My old Canon Pixma IP 4000 is sitting in the office lunch room with a “free – take me” note on it. I’m surprised to realize it’s about five years old, which is ancient by ink jet standards.
The printer works as well as it ever did, which means it suffers from the curse of Canon’s OS X printer drivers. Problem is, I almost never used it. I don’t print many photos, and it was a fussy photo printer at the best of times.
So I was paying for unused ink, even though Canon’s system is much less parasitic than the HP equivalent. More than that, I need the space this printer took up.
I have a hunch it will still be in the lunch room tonight, which means it goes to the recycler.
It feels like the era of the ink jet printer is over. I don’t know sales figures, but my bet is they resemble the sales figures for computer mice.
We still use my four year old Brother MFC-7820N (why can Brother more or less do OS X drivers when nobody else can?).

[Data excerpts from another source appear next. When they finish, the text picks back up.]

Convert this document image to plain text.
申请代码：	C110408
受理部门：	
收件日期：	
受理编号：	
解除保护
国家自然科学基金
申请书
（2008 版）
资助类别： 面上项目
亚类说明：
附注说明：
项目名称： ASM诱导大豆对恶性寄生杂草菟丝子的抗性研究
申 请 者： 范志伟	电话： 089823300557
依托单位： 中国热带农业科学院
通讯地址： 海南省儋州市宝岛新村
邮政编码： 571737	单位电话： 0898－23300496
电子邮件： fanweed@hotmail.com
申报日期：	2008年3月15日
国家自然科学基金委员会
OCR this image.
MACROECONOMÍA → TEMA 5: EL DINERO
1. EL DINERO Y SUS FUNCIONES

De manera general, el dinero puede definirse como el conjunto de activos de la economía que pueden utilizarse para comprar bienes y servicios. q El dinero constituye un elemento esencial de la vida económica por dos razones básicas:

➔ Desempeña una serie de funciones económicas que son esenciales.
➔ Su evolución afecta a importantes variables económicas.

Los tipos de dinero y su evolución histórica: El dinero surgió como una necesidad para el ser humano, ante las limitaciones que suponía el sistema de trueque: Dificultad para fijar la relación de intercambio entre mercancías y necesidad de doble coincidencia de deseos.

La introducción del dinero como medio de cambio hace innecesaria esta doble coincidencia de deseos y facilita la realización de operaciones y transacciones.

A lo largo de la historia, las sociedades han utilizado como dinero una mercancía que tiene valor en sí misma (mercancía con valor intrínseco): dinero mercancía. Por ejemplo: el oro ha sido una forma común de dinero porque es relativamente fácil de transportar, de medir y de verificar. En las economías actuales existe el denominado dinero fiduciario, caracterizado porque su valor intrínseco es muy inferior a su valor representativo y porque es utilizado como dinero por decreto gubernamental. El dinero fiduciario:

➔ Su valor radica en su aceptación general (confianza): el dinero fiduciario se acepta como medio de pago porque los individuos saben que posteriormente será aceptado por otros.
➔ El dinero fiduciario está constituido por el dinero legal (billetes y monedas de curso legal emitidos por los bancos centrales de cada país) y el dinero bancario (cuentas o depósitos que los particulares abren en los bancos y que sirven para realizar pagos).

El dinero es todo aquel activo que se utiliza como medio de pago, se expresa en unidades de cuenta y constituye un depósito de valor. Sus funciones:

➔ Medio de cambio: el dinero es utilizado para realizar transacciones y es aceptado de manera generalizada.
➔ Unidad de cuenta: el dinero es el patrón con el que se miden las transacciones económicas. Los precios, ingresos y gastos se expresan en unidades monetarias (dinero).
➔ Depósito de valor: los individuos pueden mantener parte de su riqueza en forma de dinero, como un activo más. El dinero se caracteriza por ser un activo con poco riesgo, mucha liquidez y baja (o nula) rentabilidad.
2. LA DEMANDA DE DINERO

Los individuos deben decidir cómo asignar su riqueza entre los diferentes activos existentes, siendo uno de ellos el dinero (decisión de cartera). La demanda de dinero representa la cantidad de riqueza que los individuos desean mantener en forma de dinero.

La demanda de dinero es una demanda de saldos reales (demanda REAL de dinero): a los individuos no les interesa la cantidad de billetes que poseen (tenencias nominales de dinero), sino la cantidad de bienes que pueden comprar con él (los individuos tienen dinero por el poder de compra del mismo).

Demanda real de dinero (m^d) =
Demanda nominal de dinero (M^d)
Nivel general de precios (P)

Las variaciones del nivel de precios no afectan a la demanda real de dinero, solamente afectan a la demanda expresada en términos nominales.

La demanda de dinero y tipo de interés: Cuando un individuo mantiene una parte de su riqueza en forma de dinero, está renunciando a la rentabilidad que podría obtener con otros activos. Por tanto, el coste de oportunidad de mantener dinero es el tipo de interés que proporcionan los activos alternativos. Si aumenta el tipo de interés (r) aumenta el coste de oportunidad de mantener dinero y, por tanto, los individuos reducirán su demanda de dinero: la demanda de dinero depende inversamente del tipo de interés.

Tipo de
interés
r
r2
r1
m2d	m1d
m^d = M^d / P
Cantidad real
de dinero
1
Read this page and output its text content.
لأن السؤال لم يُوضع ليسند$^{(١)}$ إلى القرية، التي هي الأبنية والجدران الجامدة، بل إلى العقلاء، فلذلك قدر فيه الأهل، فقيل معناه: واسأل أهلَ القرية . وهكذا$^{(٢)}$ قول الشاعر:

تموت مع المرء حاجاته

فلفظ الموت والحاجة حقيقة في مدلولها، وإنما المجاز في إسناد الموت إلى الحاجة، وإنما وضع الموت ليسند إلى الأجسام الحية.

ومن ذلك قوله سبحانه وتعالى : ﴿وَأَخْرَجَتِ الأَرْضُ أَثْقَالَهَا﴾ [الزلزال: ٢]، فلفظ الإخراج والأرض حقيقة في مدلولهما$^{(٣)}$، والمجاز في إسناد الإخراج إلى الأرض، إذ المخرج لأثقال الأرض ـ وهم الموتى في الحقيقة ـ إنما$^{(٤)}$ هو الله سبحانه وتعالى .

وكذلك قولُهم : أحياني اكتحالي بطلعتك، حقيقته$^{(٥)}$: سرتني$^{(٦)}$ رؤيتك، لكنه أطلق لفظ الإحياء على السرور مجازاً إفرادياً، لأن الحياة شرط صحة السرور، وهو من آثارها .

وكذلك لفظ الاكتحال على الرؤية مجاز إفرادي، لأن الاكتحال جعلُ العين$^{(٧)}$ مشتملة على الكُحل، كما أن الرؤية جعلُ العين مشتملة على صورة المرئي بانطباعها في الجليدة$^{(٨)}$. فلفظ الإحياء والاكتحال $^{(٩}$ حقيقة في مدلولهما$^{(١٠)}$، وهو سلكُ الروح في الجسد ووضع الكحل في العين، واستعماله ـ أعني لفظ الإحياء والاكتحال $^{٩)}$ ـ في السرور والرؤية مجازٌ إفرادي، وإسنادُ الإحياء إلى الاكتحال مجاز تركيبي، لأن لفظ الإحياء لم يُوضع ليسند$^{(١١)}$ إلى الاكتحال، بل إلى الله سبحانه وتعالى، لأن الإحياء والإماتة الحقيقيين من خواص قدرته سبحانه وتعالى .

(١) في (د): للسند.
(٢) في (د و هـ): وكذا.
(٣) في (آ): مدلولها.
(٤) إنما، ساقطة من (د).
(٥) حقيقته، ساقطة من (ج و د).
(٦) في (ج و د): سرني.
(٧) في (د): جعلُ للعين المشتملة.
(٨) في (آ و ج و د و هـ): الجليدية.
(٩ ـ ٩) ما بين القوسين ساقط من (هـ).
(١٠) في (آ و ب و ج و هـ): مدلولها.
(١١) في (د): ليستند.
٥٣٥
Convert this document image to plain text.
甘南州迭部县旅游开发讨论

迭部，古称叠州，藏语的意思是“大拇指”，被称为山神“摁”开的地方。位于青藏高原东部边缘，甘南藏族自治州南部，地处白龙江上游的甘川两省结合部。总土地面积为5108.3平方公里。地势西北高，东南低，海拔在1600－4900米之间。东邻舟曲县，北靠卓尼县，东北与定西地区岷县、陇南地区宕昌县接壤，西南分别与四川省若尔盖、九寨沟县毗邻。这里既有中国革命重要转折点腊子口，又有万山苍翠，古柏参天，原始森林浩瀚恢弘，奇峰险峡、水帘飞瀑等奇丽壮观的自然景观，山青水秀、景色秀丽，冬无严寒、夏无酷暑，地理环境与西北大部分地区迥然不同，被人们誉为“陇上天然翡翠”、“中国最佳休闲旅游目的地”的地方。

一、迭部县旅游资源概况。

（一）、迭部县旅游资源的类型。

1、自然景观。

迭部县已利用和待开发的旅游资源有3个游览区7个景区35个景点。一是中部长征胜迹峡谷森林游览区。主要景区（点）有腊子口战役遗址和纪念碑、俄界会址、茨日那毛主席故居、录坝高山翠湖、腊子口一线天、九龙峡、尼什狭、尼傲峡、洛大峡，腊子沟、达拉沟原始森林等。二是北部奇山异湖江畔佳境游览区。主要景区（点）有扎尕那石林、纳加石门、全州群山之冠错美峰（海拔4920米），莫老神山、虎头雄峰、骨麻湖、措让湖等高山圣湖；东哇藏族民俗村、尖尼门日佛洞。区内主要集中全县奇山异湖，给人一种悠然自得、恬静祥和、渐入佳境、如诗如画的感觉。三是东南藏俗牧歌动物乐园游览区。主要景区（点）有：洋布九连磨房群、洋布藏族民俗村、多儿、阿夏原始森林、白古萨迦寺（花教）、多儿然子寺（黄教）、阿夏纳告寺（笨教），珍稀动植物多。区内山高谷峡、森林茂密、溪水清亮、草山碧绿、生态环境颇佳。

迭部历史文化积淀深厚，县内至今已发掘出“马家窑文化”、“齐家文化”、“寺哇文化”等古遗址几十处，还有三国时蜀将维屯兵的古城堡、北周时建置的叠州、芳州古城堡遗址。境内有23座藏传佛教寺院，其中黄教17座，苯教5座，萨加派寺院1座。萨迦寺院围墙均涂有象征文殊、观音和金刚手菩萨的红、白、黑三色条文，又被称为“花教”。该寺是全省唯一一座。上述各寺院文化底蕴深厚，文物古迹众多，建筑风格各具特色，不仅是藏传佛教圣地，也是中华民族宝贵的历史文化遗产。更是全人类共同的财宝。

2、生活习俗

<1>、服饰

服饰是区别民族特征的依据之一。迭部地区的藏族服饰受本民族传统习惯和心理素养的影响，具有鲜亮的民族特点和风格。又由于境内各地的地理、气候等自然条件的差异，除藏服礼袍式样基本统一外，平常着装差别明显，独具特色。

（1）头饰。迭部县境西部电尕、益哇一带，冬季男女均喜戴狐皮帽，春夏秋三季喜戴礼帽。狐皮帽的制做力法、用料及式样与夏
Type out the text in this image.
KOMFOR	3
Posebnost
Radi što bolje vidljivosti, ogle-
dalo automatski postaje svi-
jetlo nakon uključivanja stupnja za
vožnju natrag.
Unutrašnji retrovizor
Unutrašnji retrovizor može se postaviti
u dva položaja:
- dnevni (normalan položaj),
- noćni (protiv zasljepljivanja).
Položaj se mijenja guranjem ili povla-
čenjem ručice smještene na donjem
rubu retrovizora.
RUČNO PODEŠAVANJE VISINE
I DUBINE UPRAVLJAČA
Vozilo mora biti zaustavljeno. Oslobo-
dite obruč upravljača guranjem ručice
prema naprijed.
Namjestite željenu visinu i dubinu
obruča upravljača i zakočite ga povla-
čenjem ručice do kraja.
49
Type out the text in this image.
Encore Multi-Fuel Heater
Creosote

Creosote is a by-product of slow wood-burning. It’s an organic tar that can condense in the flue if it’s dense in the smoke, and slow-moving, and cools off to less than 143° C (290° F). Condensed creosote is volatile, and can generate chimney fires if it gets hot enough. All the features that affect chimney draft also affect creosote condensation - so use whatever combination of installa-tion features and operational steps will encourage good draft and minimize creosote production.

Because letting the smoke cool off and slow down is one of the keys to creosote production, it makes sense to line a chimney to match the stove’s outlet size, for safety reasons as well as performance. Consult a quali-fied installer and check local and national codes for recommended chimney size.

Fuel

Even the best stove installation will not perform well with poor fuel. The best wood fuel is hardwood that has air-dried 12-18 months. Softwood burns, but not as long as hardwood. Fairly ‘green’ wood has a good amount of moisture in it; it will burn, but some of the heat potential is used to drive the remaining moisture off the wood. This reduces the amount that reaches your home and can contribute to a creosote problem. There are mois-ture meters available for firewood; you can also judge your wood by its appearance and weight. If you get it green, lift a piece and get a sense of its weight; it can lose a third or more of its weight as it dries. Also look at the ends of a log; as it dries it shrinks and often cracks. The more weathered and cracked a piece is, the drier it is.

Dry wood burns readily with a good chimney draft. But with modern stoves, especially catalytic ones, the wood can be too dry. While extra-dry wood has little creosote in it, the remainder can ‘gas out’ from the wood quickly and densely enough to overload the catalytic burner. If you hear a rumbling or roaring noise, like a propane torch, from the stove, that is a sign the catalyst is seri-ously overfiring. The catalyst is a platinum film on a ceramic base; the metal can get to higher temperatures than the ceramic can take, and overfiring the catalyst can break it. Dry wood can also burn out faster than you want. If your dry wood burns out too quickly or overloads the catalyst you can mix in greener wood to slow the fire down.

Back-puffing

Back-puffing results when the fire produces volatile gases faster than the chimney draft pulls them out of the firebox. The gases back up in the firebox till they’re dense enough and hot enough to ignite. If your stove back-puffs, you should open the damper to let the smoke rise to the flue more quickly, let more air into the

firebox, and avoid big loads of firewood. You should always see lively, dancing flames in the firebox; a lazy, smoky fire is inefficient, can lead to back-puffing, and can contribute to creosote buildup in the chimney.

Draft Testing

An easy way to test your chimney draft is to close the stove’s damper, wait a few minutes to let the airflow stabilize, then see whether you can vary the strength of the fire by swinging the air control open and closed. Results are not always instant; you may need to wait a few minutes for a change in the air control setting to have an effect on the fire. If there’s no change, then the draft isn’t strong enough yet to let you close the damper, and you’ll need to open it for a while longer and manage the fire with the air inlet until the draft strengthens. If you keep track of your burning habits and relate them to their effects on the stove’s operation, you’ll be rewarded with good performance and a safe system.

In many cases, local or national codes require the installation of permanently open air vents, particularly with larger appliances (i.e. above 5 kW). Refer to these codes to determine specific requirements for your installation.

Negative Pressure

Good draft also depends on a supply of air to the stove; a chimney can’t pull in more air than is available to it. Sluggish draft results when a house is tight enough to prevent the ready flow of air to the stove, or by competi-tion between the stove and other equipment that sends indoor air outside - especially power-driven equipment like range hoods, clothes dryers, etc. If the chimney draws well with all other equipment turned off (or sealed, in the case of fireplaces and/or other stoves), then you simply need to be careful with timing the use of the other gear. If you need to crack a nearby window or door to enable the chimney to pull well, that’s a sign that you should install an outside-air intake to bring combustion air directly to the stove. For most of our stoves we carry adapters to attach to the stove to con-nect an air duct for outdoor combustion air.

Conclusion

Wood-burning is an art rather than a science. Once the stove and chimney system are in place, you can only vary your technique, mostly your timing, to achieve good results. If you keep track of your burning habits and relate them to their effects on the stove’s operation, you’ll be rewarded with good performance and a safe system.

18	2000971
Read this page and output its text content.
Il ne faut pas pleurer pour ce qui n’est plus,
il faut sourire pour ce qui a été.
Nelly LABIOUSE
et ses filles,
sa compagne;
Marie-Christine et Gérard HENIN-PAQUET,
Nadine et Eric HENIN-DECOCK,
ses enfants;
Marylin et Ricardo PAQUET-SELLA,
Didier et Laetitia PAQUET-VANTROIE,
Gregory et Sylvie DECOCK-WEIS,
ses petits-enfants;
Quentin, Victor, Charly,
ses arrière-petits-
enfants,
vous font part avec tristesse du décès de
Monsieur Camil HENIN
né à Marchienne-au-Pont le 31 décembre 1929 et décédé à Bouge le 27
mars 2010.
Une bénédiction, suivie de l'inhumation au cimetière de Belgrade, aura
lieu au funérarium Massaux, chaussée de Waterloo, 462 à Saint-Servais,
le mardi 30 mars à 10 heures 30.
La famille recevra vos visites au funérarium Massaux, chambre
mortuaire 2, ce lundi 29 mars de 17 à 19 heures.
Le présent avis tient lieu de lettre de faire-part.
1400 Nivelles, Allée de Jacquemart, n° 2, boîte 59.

There’s still a lot of paper in our life, and I think we’ll be printing gray scale for quite a while yet.
Still, how much more printing will we ever need? Like photo scanners, printers feel like they’ve reached the end of the road. As we get more display surfaces, from iPhone to iTab to giant LCD, there’s less interest and need for relatively dull looking printed color.
Sure, there’s room for improvement in printer/MFC size, noise, and power consumption. MFC class devices need better networking and standalone (no computer) document scanning abilities – basically incorporating more features from high end office devices. Device drivers, operational cost, and hardware reliability can always be improved.
Still, things will be quiet in this world going forward.
Beyond the end of the ink jet, this feels to me like the twilight of the printer.